Suite à l’article du Daubé, une seconde lettre est envoyée au service Hygiène de la ville de Saint-Martin-d’Hères. Le 25 avril, des experts viennent sur place et constatent que les huit logements inspectés sont « indécents ». Depuis le 9 mai, Simone Prêttre-Nachmann a pour injonction de nettoyer les parties communes. Évidemment, rien n’a été entrepris et le caca de pigeon est toujours là.

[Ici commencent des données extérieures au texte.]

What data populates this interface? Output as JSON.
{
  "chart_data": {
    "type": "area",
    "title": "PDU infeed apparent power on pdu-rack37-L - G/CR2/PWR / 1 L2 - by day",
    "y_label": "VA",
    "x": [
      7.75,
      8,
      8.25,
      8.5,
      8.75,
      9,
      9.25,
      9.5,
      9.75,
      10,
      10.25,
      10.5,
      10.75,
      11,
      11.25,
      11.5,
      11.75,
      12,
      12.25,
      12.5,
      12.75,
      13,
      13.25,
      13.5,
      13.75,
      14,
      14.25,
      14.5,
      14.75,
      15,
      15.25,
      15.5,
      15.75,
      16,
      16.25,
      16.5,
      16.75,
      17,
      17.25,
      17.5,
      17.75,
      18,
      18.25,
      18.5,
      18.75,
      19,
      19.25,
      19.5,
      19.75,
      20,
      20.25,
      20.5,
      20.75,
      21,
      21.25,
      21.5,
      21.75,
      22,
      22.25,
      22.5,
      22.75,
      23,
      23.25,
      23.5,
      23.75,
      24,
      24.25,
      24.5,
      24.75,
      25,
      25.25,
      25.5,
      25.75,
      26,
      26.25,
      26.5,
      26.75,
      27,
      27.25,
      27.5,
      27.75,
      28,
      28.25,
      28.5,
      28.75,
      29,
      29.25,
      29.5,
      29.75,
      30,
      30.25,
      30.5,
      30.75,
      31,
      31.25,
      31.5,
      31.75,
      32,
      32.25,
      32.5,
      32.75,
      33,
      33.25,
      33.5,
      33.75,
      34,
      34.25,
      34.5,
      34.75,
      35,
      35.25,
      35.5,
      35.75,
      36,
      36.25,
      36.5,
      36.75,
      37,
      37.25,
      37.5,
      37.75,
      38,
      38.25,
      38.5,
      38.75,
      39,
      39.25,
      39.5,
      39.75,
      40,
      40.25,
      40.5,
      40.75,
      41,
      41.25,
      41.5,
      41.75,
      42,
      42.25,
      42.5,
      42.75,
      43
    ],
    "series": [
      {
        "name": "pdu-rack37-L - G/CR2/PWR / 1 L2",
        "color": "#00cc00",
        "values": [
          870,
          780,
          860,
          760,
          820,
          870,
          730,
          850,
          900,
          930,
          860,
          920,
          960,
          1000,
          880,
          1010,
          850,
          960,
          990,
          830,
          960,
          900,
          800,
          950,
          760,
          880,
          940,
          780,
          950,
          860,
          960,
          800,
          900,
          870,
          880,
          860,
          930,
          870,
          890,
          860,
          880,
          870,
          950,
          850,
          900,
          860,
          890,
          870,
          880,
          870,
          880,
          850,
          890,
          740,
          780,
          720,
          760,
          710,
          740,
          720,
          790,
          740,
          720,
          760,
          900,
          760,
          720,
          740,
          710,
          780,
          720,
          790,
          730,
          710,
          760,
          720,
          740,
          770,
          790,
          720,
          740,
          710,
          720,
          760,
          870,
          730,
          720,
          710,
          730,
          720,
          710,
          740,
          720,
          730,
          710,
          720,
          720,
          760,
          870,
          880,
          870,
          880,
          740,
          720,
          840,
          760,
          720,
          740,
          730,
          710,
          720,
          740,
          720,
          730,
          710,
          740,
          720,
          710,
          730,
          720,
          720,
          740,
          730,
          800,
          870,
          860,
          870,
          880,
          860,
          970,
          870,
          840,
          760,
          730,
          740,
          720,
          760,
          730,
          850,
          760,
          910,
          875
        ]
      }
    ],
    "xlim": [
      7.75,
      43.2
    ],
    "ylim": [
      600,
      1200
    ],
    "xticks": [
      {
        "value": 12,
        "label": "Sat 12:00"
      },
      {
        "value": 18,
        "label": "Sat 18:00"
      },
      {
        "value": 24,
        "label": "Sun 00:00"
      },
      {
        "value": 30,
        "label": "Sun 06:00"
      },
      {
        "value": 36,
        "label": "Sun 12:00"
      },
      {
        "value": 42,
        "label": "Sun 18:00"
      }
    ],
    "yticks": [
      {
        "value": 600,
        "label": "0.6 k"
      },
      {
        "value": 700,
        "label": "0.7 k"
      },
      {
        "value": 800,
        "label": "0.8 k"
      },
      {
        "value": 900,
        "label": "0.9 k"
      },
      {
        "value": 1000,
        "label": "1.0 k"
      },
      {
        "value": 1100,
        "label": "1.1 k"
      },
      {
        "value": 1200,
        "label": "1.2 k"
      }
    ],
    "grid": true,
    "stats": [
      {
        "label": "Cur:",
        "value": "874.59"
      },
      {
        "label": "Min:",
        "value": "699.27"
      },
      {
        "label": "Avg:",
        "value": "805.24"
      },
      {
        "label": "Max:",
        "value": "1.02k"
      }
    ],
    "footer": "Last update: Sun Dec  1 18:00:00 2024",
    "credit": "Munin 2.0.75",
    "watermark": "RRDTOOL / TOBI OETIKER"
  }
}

Pour enfin la faire réagir, Elyes et les habitants organisent une fête, devant la vaste maison de Mme Prêttre. Samedi 13 mai, six voitures se mettent en route depuis Chamberton, refaisant le trajet inverse de leur proprio en route pour récupérer les loyers. Les familles, leurs amis et quelques membres de l’Alliance citoyenne embarquent pour Corenc au 1, chemin Renevier. Une fois sur place, l’atmosphère est fébrile. « J’attendais la police comme comité d’accueil », confie Elyes. Finalement, quand la table est prête pour le pique-nique, l’ambiance se détend. Dans ce quartier privilégié, les locataires détonnent. En tee-shirt de foot du Portugal ou chemisette, ils accompagnent de porto les graines de lupin et le poulet grillé.
Sur une banderole, un message est adressé à Simone Prêttre : « vous n’aurez pas notre dignité ». Dans cette rue calme, les voisins, étonnés, passent une tête et discutent quelques minutes. Les gamins courent dans tous les sens, les parents boivent un verre et s’amusent. Elyes essaye d’appeler Simone Prêttre-Nachmann, qui ne répond pas et qui n’est pas à Corenc.
Symboliquement, Brandao a capturé deux pigeons près de chez lui. Une offrande ironique à la Baronne, en déplacement ce jour-là. Les volatiles sont libérés sous le rire des enfants et les applaudissements. Le lundi suivant, la journaliste du Daubé raconte l’aventure des locataires de Champberton. La propriétaire réagit et menace encore : « On ne vient pas chez moi de cette manière. C’est inacceptable ! C’est une intrusion dans la vie privée. Je vais porter plainte. »
Des habitants réfléchissent eux aussi à porter plainte en espérant toucher des dommages et intérêts, suite à l’indécence prouvée. Mais il y a peu de chance que la Baronne soit prise dans un tourbillon judiciaire.
D’autant que le 1er juin, Mme Prêttre et Pluralis ont enfin signé le compromis de vente. La signature de l’acte de vente définitif aura a priori lieu le 31 août. D’ici là, Mme Prêttre est toujours censée pallier ses manquements. Début juin, la mobilisation des habitants a porté ses premiers fruits : les balcons ont été débarrassés du gros des excréments de pigeons. Cette petite avancée sera-t-elle suivie par d’autres ?
(1) L’Alliance Citoyenne de Grenoble est une « association de gens qui s’organisent pour plus de justice sociale ». Son but est de mobiliser les habitants des quartiers afin d’améliorer leur vie et celle de leurs voisins.